Ikuko put the washbasin in the sink and stood up with a swoosh. Yoshimi wrapped Ikuko in a bath towel and held her. Despite having been immersed in the tub for so long, Ikuko’s shoulders were strangely cold to the touch.

Ikuko fell asleep on her futon, with the picture book she had been reading open in front of her. Yoshimi debated whether to stay up for a while and read, but finally decided to turn the light off and go to sleep. She fell asleep as soon as she pulled the light summer sheet over her chest.

She had been asleep for about two hours when her consciousness began to edge its way back up from slumber to wakefulness; her casually extended hand could no longer detect that familiar warm presence at her side. Yoshimi’s body rolled frantically to and fro. Sliding her hand along her side, she could feel nothing. She was wide awake in an instant. Half sitting up, she groped the surface of the futon where Ikuko had been sleeping, and began calling her daughter’s name. The tiny nightlight at the foot of the futon was enough to reveal the emptiness of the small room: Ikuko wasn’t there.

“Ikuko! Ikuko!” Yoshimi tried shouting louder.

This kind of thing had never happened before. Ikuko was a deep sleeper. Once she had snuggled down to sleep, she always slept soundly through to the next morning without ever waking up during the night. She would rarely get up to go to the toilet.

After checking the living room and dining area, Yoshimi was about to check the toilet, but the bathroom light was out so Ikuko obviously wasn’t there. Just then, she heard the sound of tiny footsteps in the passage outside.
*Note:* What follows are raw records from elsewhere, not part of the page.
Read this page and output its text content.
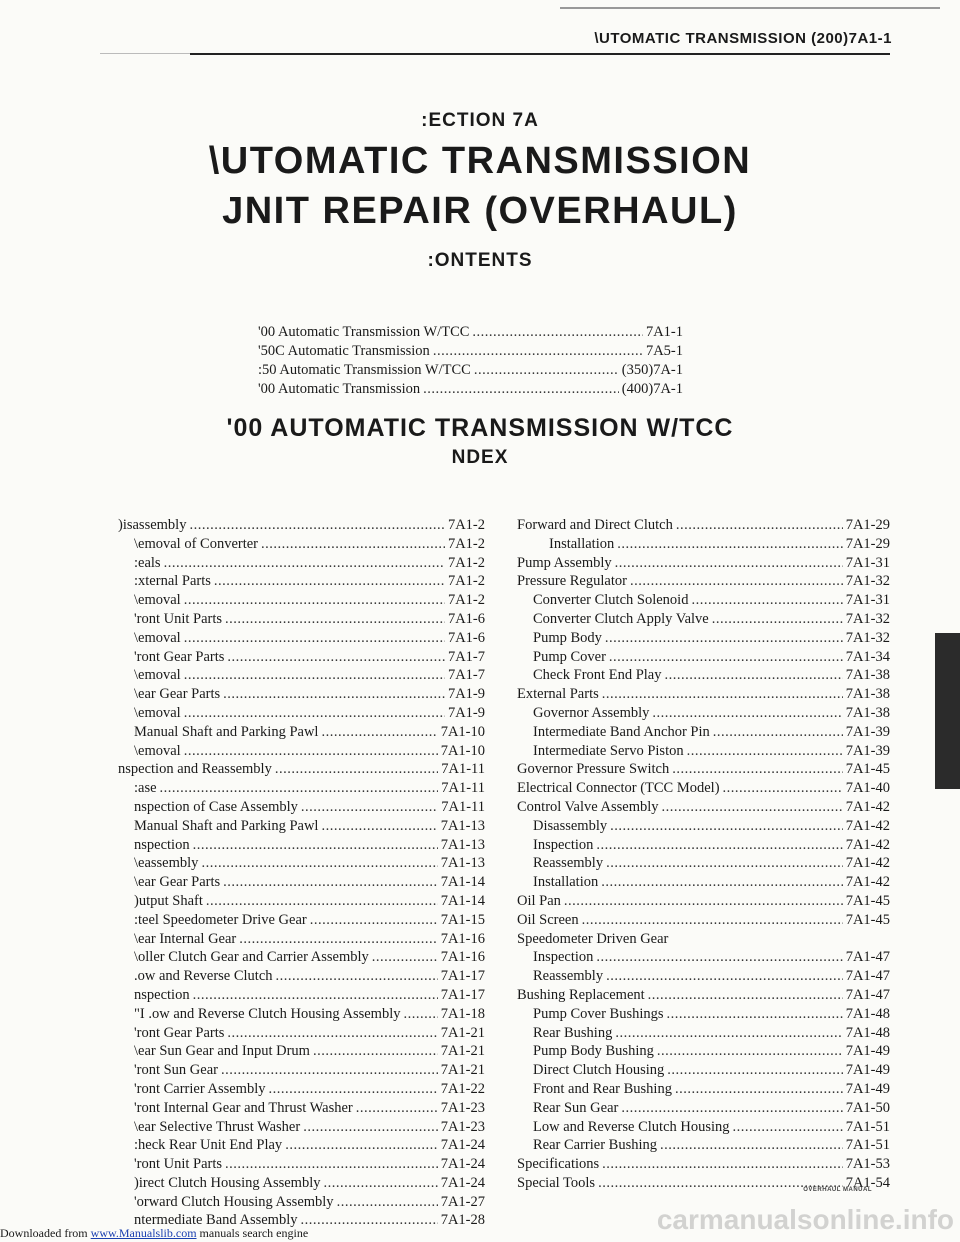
\UTOMATIC TRANSMISSION (200)7A1-1
:ECTION 7A
\UTOMATIC TRANSMISSION
JNIT REPAIR (OVERHAUL)
:ONTENTS
'00 Automatic Transmission W/TCC .....	7A1-1
'50C Automatic Transmission .....	7A5-1
:50 Automatic Transmission W/TCC .....	(350)7A-1
'00 Automatic Transmission .....	(400)7A-1
'00 AUTOMATIC TRANSMISSION W/TCC
NDEX
)isassembly .....	7A1-2
\emoval of Converter .....	7A1-2
:eals .....	7A1-2
:xternal Parts .....	7A1-2
\emoval .....	7A1-2
'ront Unit Parts .....	7A1-6
\emoval .....	7A1-6
'ront Gear Parts .....	7A1-7
\emoval .....	7A1-7
\ear Gear Parts .....	7A1-9
\emoval .....	7A1-9
Manual Shaft and Parking Pawl .....	7A1-10
\emoval .....	7A1-10
nspection and Reassembly .....	7A1-11
:ase .....	7A1-11
nspection of Case Assembly .....	7A1-11
Manual Shaft and Parking Pawl .....	7A1-13
nspection .....	7A1-13
\eassembly .....	7A1-13
\ear Gear Parts .....	7A1-14
)utput Shaft .....	7A1-14
:teel Speedometer Drive Gear .....	7A1-15
\ear Internal Gear .....	7A1-16
\oller Clutch Gear and Carrier Assembly .....	7A1-16
.ow and Reverse Clutch .....	7A1-17
nspection .....	7A1-17
"I .ow and Reverse Clutch Housing Assembly .....	7A1-18
'ront Gear Parts .....	7A1-21
\ear Sun Gear and Input Drum .....	7A1-21
'ront Sun Gear .....	7A1-21
'ront Carrier Assembly .....	7A1-22
'ront Internal Gear and Thrust Washer .....	7A1-23
\ear Selective Thrust Washer .....	7A1-23
:heck Rear Unit End Play .....	7A1-24
'ront Unit Parts .....	7A1-24
)irect Clutch Housing Assembly .....	7A1-24
'orward Clutch Housing Assembly .....	7A1-27
ntermediate Band Assembly .....	7A1-28
Forward and Direct Clutch .....	7A1-29
Installation .....	7A1-29
Pump Assembly .....	7A1-31
Pressure Regulator .....	7A1-32
Converter Clutch Solenoid .....	7A1-31
Converter Clutch Apply Valve .....	7A1-32
Pump Body .....	7A1-32
Pump Cover .....	7A1-34
Check Front End Play .....	7A1-38
External Parts .....	7A1-38
Governor Assembly .....	7A1-38
Intermediate Band Anchor Pin .....	7A1-39
Intermediate Servo Piston .....	7A1-39
Governor Pressure Switch .....	7A1-45
Electrical Connector (TCC Model) .....	7A1-40
Control Valve Assembly .....	7A1-42
Disassembly .....	7A1-42
Inspection .....	7A1-42
Reassembly .....	7A1-42
Installation .....	7A1-42
Oil Pan .....	7A1-45
Oil Screen .....	7A1-45
Speedometer Driven Gear
Inspection .....	7A1-47
Reassembly .....	7A1-47
Bushing Replacement .....	7A1-47
Pump Cover Bushings .....	7A1-48
Rear Bushing .....	7A1-48
Pump Body Bushing .....	7A1-49
Direct Clutch Housing .....	7A1-49
Front and Rear Bushing .....	7A1-49
Rear Sun Gear .....	7A1-50
Low and Reverse Clutch Housing .....	7A1-51
Rear Carrier Bushing .....	7A1-51
Specifications .....	7A1-53
Special Tools .....	7A1-54
OVERHAUL MANUAL
Downloaded from www.Manualslib.com manuals search engine	carmanualsonline.info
Yoshimi dashed to the door, where she noticed that the door chain was not fastened. Did she forget to fasten the chain when they returned from the rooftop, or did Ikuko unchain the door?

Unconcerned about being clad in nothing more than her negligee, she rushed out into the corridor outside. She could hear the sound of the elevator moving. The elevator hall was halfway down the corridor. She stood there and watched the floor numbers light up in succession. The fifth-floor lamp went out and the sixth-floor lamp came on. Then the sixth-floor lamp went out, the seventh-floor lamp blinked on, and it stopped. The elevator had gone to the top floor, where no one lived. Someone had just gotten off on the seventh floor. In that instant she suspected that that someone was Ikuko. That suspicion was being confirmed in her mind. Ikuko could not bear the thought of the red Kitty bag being left out there on the apartment rooftop, Yoshimi concluded. She must have been desperate for that bag. At the same time, though, Ikuko knew better than to believe that her mother would allow her to pick up something that someone else had thrown away. That’s why she had waited until her mother was asleep before heading for the apartment rooftop. Although Yoshimi doubted that Ikuko had the courage to overcome her fear of the dark, she pressed the elevator button to call the cage back down from the seventh floor. The elevator stirred, made its way down to the fourth floor, and flung its doors open. Yoshimi pulled the sides of her negligee close together over her chest as she entered the elevator. She pushed the button for the seventh floor, only to feel the elevator plunge softly downward, contrary to her expectations. Yoshimi took several steps away from the door, until her back was against the wall of the elevator. She brought her clenched elbows together to cover her chest more closely.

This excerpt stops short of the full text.